The Microsoft Safety Scanner is not a replacement for using an antivirus software program that provides ongoing protection.
Can you update Malware bytes? Some of these as well as disabling AV and Anti malware products recognise where they are installed and their exe files. What may work is download Malwarebytes and stinger onto a usb stick on another PC and rename the setup files. Install them on the PC in trouble and rename the folder it wants to install it into and also rename the main exe file. Run Mwb and stinger and see it that works.
If no chop have you considered restoring back to a time before you had this issue sometimes , not always , this helps.
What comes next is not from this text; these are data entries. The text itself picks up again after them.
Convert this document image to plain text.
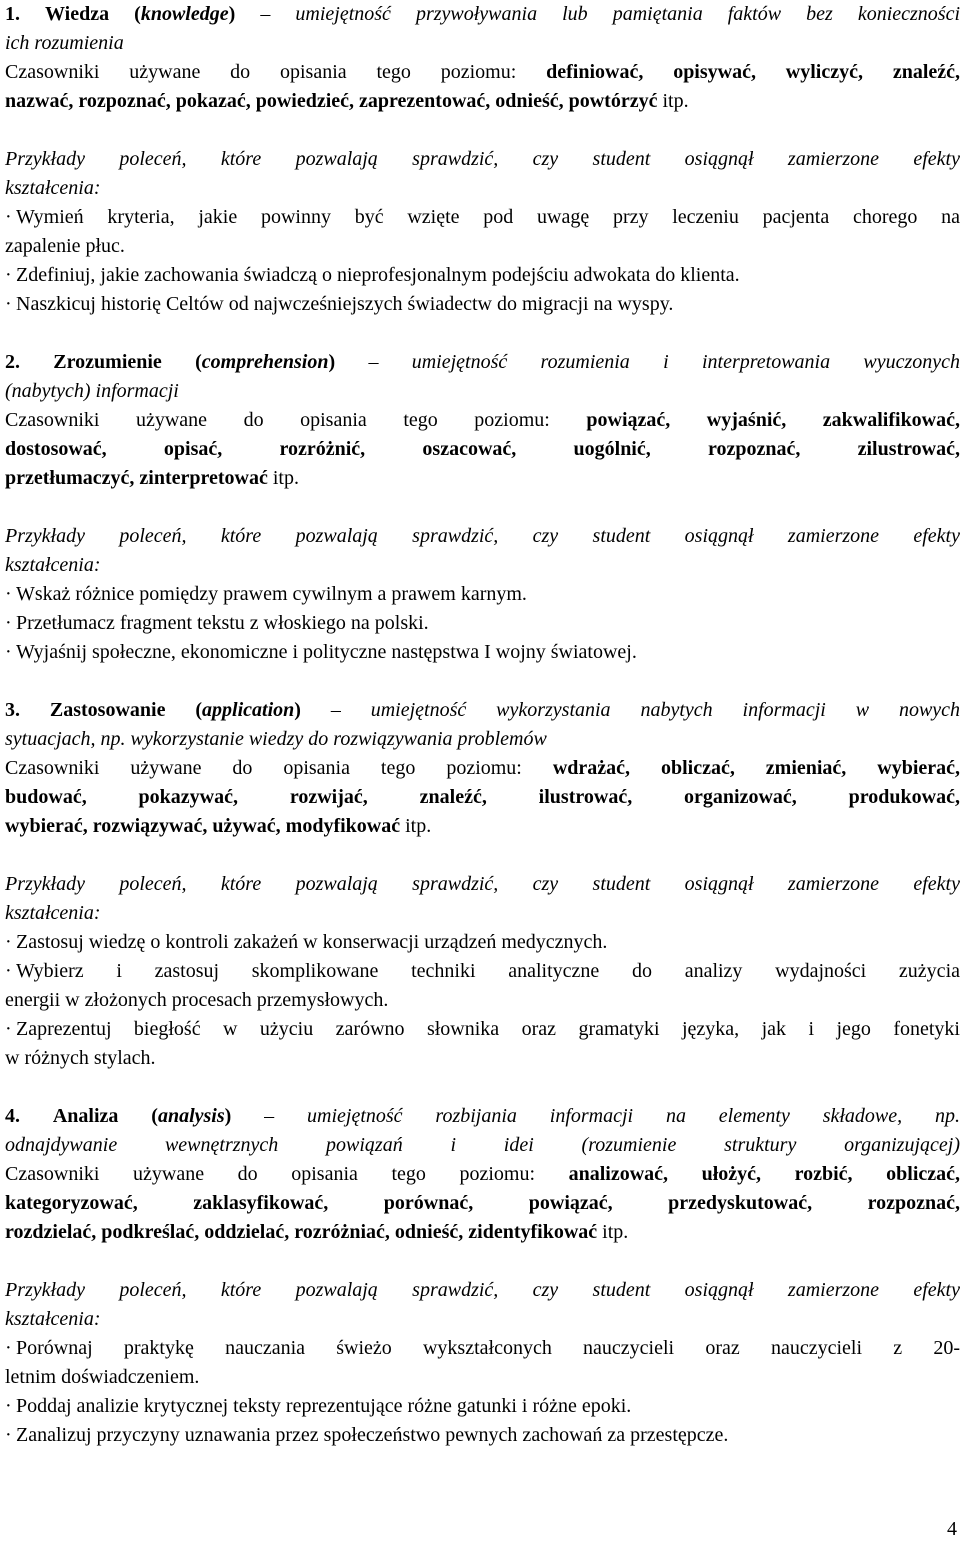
1. Wiedza (knowledge) – umiejętność przywoływania lub pamiętania faktów bez konieczności

ich rozumienia

Czasowniki używane do opisania tego poziomu: definiować, opisywać, wyliczyć, znaleźć,

nazwać, rozpoznać, pokazać, powiedzieć, zaprezentować, odnieść, powtórzyć itp.

Przykłady poleceń, które pozwalają sprawdzić, czy student osiągnął zamierzone efekty

kształcenia:

· Wymień kryteria, jakie powinny być wzięte pod uwagę przy leczeniu pacjenta chorego na

zapalenie płuc.

· Zdefiniuj, jakie zachowania świadczą o nieprofesjonalnym podejściu adwokata do klienta.

· Naszkicuj historię Celtów od najwcześniejszych świadectw do migracji na wyspy.

2. Zrozumienie (comprehension) – umiejętność rozumienia i interpretowania wyuczonych

(nabytych) informacji

Czasowniki używane do opisania tego poziomu: powiązać, wyjaśnić, zakwalifikować,

dostosować, opisać, rozróżnić, oszacować, uogólnić, rozpoznać, zilustrować,

przetłumaczyć, zinterpretować itp.

Przykłady poleceń, które pozwalają sprawdzić, czy student osiągnął zamierzone efekty

kształcenia:

· Wskaż różnice pomiędzy prawem cywilnym a prawem karnym.

· Przetłumacz fragment tekstu z włoskiego na polski.

· Wyjaśnij społeczne, ekonomiczne i polityczne następstwa I wojny światowej.

3. Zastosowanie (application) – umiejętność wykorzystania nabytych informacji w nowych

sytuacjach, np. wykorzystanie wiedzy do rozwiązywania problemów

Czasowniki używane do opisania tego poziomu: wdrażać, obliczać, zmieniać, wybierać,

budować, pokazywać, rozwijać, znaleźć, ilustrować, organizować, produkować,

wybierać, rozwiązywać, używać, modyfikować itp.

Przykłady poleceń, które pozwalają sprawdzić, czy student osiągnął zamierzone efekty

kształcenia:

· Zastosuj wiedzę o kontroli zakażeń w konserwacji urządzeń medycznych.

· Wybierz i zastosuj skomplikowane techniki analityczne do analizy wydajności zużycia

energii w złożonych procesach przemysłowych.

· Zaprezentuj biegłość w użyciu zarówno słownika oraz gramatyki języka, jak i jego fonetyki

w różnych stylach.

4. Analiza (analysis) – umiejętność rozbijania informacji na elementy składowe, np.

odnajdywanie wewnętrznych powiązań i idei (rozumienie struktury organizującej)

Czasowniki używane do opisania tego poziomu: analizować, ułożyć, rozbić, obliczać,

kategoryzować, zaklasyfikować, porównać, powiązać, przedyskutować, rozpoznać,

rozdzielać, podkreślać, oddzielać, rozróżniać, odnieść, zidentyfikować itp.

Przykłady poleceń, które pozwalają sprawdzić, czy student osiągnął zamierzone efekty

kształcenia:

· Porównaj praktykę nauczania świeżo wykształconych nauczycieli oraz nauczycieli z 20-

letnim doświadczeniem.

· Poddaj analizie krytycznej teksty reprezentujące różne gatunki i różne epoki.

· Zanalizuj przyczyny uznawania przez społeczeństwo pewnych zachowań za przestępcze.

4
Right, have done the following:
Process Explorer, AutoRuns and Windlows Live Scanner all installed okay, but all crash when you try and run them. This is the same issue I had with MWBytes and others, including McAfee, whether its scan or update. No spyware/virus software works, they all crash when you run them, and after that if you try and run hem again you get an erroe message saying you don't have admin rights. Can't uninstall either. Basically, this is a nasty little bug that is controlling my apps. Also tried a system restore but it only goes back to 8 Sep (which I guess is when the bug hit) and it won't do a restore anyway. I am going to try the USB stick method suggested by Peacekeeper, I will be able to run Stinger off a USB so hopefully that works. Will try the installs with renamed files/directories as well and see if that works. Never been beaten by a virus before so hope I can resolve this issue.